All soil data are presented as changes per total biomass using the difference of treated pots between unplanted controls divided by total dry biomass per pot.
Three-way analysis of variance (ANOVA) with plant species, inoculation, substrates, and the interaction of them included as fixed effects were used to test for the effects of species, inoculation, and substrate types on soil parameter changes per total biomass. This was followed by a nonparametric analysis (Wilcoxon test) by substrates to test the concatenated effects of plant species and inoculation on soil parameters.

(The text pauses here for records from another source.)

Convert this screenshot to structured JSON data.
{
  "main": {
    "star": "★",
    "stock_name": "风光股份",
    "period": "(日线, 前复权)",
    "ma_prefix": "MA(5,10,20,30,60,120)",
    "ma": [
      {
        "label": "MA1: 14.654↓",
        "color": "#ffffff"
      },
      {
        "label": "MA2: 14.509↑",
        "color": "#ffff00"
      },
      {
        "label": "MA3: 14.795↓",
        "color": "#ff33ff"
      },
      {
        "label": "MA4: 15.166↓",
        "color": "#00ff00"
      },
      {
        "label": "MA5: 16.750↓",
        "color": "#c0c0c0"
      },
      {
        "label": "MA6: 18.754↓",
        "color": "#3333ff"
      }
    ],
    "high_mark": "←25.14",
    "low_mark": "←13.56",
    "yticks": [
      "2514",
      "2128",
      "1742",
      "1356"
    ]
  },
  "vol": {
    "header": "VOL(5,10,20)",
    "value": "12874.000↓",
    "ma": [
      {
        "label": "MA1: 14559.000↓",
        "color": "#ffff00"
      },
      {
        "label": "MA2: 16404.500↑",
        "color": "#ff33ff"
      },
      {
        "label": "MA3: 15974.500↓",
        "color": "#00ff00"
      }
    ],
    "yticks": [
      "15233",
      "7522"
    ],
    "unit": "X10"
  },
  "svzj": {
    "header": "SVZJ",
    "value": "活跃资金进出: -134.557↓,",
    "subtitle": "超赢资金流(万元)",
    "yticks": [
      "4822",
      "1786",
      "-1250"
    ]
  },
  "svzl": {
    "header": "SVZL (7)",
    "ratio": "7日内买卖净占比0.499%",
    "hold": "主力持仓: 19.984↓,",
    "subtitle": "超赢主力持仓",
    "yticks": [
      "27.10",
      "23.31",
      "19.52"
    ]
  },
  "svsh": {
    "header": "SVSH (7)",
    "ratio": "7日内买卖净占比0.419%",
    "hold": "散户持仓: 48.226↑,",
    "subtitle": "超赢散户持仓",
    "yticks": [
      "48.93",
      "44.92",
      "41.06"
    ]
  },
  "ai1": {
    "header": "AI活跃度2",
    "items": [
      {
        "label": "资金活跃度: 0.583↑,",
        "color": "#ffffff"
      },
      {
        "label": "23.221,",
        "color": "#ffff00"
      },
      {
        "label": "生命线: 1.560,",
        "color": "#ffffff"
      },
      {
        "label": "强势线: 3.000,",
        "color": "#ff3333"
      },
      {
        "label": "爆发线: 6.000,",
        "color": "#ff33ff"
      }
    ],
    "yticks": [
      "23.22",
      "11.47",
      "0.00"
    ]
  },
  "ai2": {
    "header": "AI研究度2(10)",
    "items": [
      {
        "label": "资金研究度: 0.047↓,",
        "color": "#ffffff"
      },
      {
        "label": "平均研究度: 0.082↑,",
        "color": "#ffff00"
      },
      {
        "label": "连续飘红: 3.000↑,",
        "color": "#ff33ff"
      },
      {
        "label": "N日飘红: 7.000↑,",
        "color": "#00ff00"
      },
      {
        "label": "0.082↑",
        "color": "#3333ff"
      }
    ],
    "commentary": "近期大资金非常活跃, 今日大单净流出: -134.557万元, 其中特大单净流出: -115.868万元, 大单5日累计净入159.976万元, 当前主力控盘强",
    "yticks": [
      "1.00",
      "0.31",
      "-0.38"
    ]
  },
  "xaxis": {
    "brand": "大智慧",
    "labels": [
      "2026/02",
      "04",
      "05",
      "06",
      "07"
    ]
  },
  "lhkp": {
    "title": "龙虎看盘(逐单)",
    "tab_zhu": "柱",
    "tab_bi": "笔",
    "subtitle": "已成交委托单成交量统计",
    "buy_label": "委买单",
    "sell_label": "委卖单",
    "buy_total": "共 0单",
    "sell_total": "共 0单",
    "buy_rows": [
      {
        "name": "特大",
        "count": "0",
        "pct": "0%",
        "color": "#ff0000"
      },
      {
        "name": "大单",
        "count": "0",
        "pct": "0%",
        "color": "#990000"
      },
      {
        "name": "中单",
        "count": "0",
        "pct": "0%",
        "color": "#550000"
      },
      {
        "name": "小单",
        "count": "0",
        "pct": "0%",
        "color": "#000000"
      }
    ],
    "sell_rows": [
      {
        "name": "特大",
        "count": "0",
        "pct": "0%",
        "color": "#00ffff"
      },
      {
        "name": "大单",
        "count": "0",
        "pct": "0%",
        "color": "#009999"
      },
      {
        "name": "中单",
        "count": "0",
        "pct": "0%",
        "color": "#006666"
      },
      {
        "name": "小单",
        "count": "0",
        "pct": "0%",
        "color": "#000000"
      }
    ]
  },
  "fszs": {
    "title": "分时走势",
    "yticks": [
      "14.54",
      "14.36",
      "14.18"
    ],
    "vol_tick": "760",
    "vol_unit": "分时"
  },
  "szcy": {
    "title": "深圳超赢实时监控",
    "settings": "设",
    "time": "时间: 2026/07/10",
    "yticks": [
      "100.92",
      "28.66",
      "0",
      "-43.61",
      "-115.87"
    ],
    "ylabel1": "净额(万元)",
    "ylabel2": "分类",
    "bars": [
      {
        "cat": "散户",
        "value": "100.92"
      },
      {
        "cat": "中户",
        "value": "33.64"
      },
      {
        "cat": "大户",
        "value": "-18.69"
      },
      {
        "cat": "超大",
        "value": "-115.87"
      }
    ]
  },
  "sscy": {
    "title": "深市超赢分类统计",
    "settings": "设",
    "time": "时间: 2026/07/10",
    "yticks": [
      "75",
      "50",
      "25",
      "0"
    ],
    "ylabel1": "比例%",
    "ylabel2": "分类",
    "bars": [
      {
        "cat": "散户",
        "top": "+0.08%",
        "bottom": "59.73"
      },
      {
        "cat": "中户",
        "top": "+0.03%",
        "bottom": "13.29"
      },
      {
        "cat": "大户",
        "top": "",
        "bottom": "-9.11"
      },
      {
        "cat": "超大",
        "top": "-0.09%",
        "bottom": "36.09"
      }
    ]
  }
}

Student’s t tests were conducted between inoculated and non-inoculated plant biomasses within substrate type according to the data sets’ distribution normality and variance homogeneity. For each species, the differences in plant biomass produced in different substrates were not tested statistically because some species had less than three surviving individuals in tailings or capped tailings; also the greatest plant biomass was produced in the stockpiled topsoil. Data and statistical analyses were performed using JMP® 15 (SAS Institute Inc., Cary, NC, USA). All model results are summarised in Tables S2 and S3 in the Supplementary Materials.